Атака основана на том, как компиляторы обрабатывают уникальные идентификаторы, используемые для определения ориентации текста — слева направо или справа налево. Слабость заключается в алгоритме Unicode Bidi, который позволяет использовать вместе слова, написанные справа налево и слева направо. Благодаря этому алгоритму можно комбинировать арабские и английские слова. Это позволяет читать текст, написанный справа налево, слева направо и наоборот.

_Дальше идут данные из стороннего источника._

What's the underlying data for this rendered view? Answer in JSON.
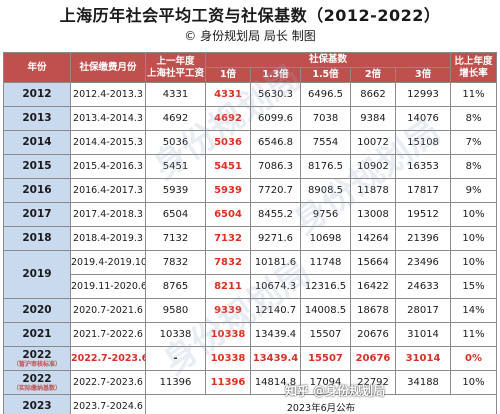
{
  "header": {
    "title": "上海历年社会平均工资与社保基数（2012-2022）",
    "subtitle": "© 身份规划局 局长 制图"
  },
  "table": {
    "headers": {
      "year": "年份",
      "period": "社保缴费月份",
      "prev_wage_line1": "上一年度",
      "prev_wage_line2": "上海社平工资",
      "base_group": "社保基数",
      "m1": "1倍",
      "m13": "1.3倍",
      "m15": "1.5倍",
      "m2": "2倍",
      "m3": "3倍",
      "growth_line1": "比上年度",
      "growth_line2": "增长率"
    },
    "rows": [
      {
        "year": "2012",
        "period": "2012.4-2013.3",
        "wage": "4331",
        "b1": "4331",
        "b13": "5630.3",
        "b15": "6496.5",
        "b2": "8662",
        "b3": "12993",
        "growth": "11%"
      },
      {
        "year": "2013",
        "period": "2013.4-2014.3",
        "wage": "4692",
        "b1": "4692",
        "b13": "6099.6",
        "b15": "7038",
        "b2": "9384",
        "b3": "14076",
        "growth": "8%"
      },
      {
        "year": "2014",
        "period": "2014.4-2015.3",
        "wage": "5036",
        "b1": "5036",
        "b13": "6546.8",
        "b15": "7554",
        "b2": "10072",
        "b3": "15108",
        "growth": "7%"
      },
      {
        "year": "2015",
        "period": "2015.4-2016.3",
        "wage": "5451",
        "b1": "5451",
        "b13": "7086.3",
        "b15": "8176.5",
        "b2": "10902",
        "b3": "16353",
        "growth": "8%"
      },
      {
        "year": "2016",
        "period": "2016.4-2017.3",
        "wage": "5939",
        "b1": "5939",
        "b13": "7720.7",
        "b15": "8908.5",
        "b2": "11878",
        "b3": "17817",
        "growth": "9%"
      },
      {
        "year": "2017",
        "period": "2017.4-2018.3",
        "wage": "6504",
        "b1": "6504",
        "b13": "8455.2",
        "b15": "9756",
        "b2": "13008",
        "b3": "19512",
        "growth": "10%"
      },
      {
        "year": "2018",
        "period": "2018.4-2019.3",
        "wage": "7132",
        "b1": "7132",
        "b13": "9271.6",
        "b15": "10698",
        "b2": "14264",
        "b3": "21396",
        "growth": "10%"
      }
    ],
    "year2019": {
      "year": "2019",
      "a": {
        "period": "2019.4-2019.10",
        "wage": "7832",
        "b1": "7832",
        "b13": "10181.6",
        "b15": "11748",
        "b2": "15664",
        "b3": "23496",
        "growth": "10%"
      },
      "b": {
        "period": "2019.11-2020.6",
        "wage": "8765",
        "b1": "8211",
        "b13": "10674.3",
        "b15": "12316.5",
        "b2": "16422",
        "b3": "24633",
        "growth": "15%"
      }
    },
    "rows2": [
      {
        "year": "2020",
        "period": "2020.7-2021.6",
        "wage": "9580",
        "b1": "9339",
        "b13": "12140.7",
        "b15": "14008.5",
        "b2": "18678",
        "b3": "28017",
        "growth": "14%"
      },
      {
        "year": "2021",
        "period": "2021.7-2022.6",
        "wage": "10338",
        "b1": "10338",
        "b13": "13439.4",
        "b15": "15507",
        "b2": "20676",
        "b3": "31014",
        "growth": "11%"
      }
    ],
    "row2022a": {
      "year": "2022",
      "year_sub": "（暂沪审核标准）",
      "period": "2022.7-2023.6",
      "wage": "-",
      "b1": "10338",
      "b13": "13439.4",
      "b15": "15507",
      "b2": "20676",
      "b3": "31014",
      "growth": "0%"
    },
    "row2022b": {
      "year": "2022",
      "year_sub": "（实际缴纳基数）",
      "period": "2022.7-2023.6",
      "wage": "11396",
      "b1": "11396",
      "b13": "14814.8",
      "b15": "17094",
      "b2": "22792",
      "b3": "34188",
      "growth": "10%"
    },
    "row2023": {
      "year": "2023",
      "period": "2023.7-2024.6",
      "note": "2023年6月公布"
    }
  },
  "watermark": "知乎 @身份规划局"
}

В некоторых случаях возможностей алгоритма Unicode Bidi недостаточно для изменения способа отображения этих слов, и в таких случаях используются специальные управляющие символы. Однако, если в одной строке сочетаются слова с разным направлением текста, то с помощью этих управляющих символов можно изменить направление чтения компилятором этого текста и, например, сделать так, чтобы строки, которые выглядят как комментарии, работали как выполняемый код.
Используя этот метод, можно добавить вредоносную инструкцию в обычный исходный код, а текст этой инструкции сделать невидимым при просмотре кода с помощью последующего комментария. Это приведет к вставке совершенно других символов, которые на самом деле могут быть произвольным кодом. Конечный исходный код остается семантически корректным, но после компиляции происходит совсем другое.
При просмотре и анализе такого исходного кода программист увидит код с комментариями, которые не вызывают никаких подозрений, но компилятор или интерпретатор обратит логический порядок символов, и невинный комментарий превратится в дополнительный код, вставленный в программу. Ошибка присутствует практически во всех компиляторах — для языков программирования C, C++ (gcc и clang), C#, JavaScript (Node.js), Java (OpenJDK 16), Rust, Go и Python; в различных популярных редакторах кода, включая VS Code, Emacs, Atom, а также в интерфейсах просмотра исходного кода в репозиториях GitHub, Gitlab, BitBucket и всех продуктов Atlassian.